DÉCLARATIONS DE SÉNATEURS — Le décès de Cherry Kingsley
7 décembre 2021
Honorables sénateurs, comme une étoile filante, Cherry Kingsley brillait de mille feux, mais, la semaine dernière, elle s’est éteinte trop tôt, malgré sa volonté de vivre. Nous nous sommes rencontrées en 1988. Quelques minutes à peine après que nous nous soyons présentées, je lui ai offert ce qu’elle a décrit comme son premier emploi légitime. C’est ainsi qu’elle est devenue une membre fondatrice de l’Alberta Youth In Care and Custody Network, le réseau des jeunes en foyer d’accueil de l’Alberta, et le moteur derrière la conférence des défenseurs de la jeunesse de 1988.
Lorsqu’elle a perdu son logement, elle a déménagé chez moi et s’est jointe à ma famille. Son fils bien-aimé Dakota s’est ajouté plus tard à notre cercle. Lorsque Cherry était âgée de 11 ans, elle s’est enfuie du domicile familial avec sa sœur pour échapper aux mauvais traitements de leur beau-père. Comme elles étaient des jeunes filles autochtones, elles ont été prises en charge puis aussitôt abandonnées dans la rue. Comme tant d’autres, elle a été exploitée, maltraitée et traumatisée à maintes reprises et a été victime de la traite de personnes entre Calgary et Vancouver. Elle nous a mis au défi de reconnaître la misogynie, le racisme et les préjugés fondés sur la classe sociale des hommes ordinaires — des pères, des époux, des grands-pères, des oncles et des frères — et, en particulier, des hommes jouissant d’un privilège considérable, qui traitent les enfants et les jeunes femmes comme des objets, de manière dégradante et déshumanisante, les exploitent et les maltraitent.
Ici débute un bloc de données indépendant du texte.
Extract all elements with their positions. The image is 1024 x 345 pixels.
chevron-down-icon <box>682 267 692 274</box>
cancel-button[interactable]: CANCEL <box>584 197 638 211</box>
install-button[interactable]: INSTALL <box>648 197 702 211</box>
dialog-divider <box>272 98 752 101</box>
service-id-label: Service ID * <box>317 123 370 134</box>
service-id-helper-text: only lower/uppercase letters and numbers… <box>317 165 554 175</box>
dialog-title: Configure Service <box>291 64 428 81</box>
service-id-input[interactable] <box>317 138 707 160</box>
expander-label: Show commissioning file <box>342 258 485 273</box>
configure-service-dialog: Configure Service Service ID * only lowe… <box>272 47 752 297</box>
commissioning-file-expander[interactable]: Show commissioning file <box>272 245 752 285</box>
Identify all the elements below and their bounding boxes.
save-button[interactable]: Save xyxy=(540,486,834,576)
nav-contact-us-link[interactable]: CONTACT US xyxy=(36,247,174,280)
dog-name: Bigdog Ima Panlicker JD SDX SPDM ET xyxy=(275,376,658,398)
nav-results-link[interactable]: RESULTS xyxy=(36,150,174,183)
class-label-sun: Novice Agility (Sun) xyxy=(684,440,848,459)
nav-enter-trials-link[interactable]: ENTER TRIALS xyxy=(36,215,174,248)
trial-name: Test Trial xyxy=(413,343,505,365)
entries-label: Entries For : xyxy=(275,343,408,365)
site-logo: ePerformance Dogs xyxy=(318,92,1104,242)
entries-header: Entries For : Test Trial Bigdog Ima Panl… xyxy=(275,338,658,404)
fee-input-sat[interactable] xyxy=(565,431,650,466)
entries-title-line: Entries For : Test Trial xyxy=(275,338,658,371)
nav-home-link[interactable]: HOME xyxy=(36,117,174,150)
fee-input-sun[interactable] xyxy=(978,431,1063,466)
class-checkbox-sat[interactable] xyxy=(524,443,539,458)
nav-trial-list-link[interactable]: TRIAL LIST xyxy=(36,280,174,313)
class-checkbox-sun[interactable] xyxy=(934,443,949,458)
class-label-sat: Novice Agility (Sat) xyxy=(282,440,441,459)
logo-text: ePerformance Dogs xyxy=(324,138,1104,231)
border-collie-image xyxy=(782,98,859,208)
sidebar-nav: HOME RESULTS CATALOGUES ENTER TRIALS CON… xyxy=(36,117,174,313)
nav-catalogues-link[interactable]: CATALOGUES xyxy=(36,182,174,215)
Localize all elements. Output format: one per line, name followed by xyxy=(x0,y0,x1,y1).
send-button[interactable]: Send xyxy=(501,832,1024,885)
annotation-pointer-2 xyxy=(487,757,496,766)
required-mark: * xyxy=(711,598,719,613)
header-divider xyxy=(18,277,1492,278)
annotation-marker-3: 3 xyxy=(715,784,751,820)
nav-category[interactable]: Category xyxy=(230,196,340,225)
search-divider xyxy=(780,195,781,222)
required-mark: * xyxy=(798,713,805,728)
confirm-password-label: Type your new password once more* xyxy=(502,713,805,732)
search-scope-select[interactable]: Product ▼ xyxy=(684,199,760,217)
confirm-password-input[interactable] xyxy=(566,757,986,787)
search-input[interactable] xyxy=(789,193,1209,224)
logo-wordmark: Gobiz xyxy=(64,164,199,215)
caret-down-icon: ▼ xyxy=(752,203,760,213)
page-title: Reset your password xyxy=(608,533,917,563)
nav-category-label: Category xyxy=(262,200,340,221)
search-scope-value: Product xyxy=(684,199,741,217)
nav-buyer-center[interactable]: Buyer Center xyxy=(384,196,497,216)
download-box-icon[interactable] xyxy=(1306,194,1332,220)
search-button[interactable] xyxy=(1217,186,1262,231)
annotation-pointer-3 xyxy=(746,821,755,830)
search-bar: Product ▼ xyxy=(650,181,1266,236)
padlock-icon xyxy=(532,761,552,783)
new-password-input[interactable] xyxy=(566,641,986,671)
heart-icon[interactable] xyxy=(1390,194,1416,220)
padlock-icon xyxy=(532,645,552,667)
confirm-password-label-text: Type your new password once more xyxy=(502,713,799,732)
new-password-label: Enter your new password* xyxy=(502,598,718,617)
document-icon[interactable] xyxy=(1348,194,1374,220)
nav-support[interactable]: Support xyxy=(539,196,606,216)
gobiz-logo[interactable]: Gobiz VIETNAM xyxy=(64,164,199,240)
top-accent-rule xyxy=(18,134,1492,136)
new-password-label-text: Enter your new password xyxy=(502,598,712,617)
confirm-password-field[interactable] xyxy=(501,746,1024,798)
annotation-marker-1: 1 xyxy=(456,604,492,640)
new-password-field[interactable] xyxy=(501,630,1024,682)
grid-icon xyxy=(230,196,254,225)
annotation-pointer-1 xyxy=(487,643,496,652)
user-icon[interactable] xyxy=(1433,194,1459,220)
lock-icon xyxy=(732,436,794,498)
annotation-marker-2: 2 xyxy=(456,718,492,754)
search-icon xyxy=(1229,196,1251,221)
Elle a mis au défi des policiers, des travailleurs sociaux, des politiciens et les Nations unies, de faire respecter les droits des femmes et des enfants.
Cherry était une femme brillante, éloquente, courageuse, généreuse et bienveillante. Elle s’est servie de son expérience pour ouvrir les yeux et les esprits de bien des gens. Elle a exigé que toute la société reconnaisse que des enfants étaient victimes de la traite et de l’exploitation des personnes et participaient contre leur gré au commerce du sexe. Grâce à elle, des organismes internationaux de protection des droits de la personne ont changé leur vocabulaire et cessé d’employer le terme « enfant prostitué ».
En 1996, Cherry et la sénatrice Pearson ont assisté au premier Congrès mondial contre l’exploitation sexuelle des enfants à des fins commerciales. En 1998, elles ont coprésidé le sommet international Sortir de l’ombre, qui portait sur l’exploitation sexuelle de la jeunesse. Elles ont présenté les résultats d’un programme d’intervention aux Nations unies. La même année, Cherry a corédigé le rapport Sacred Lives avec Melanie Mark, qui allait devenir ministre et députée de l’Assemblée législative de la Colombie-Britannique.
Elle a également fait cause commune avec l’ancien sénateur Roméo Dallaire et l’ancienne ministre Ethel Dorothy Blondin-Andrew, qui a proposé la candidature de Cherry pour le Prix du Gouverneur général en commémoration de l’affaire « personne » en 2000. Sur la Colline du Parlement, lorsqu’un membre du personnel de sécurité lui a demandé pourquoi on lui avait décerné une médaille, elle a aussitôt lancé cette boutade : « Pour qu’on m’empêche d’avancer! »
Je suis très reconnaissante d’avoir eu la chance de connaître et d’aimer Cherry. Je ne peux pas décrire à quel point elle me manque. Merci.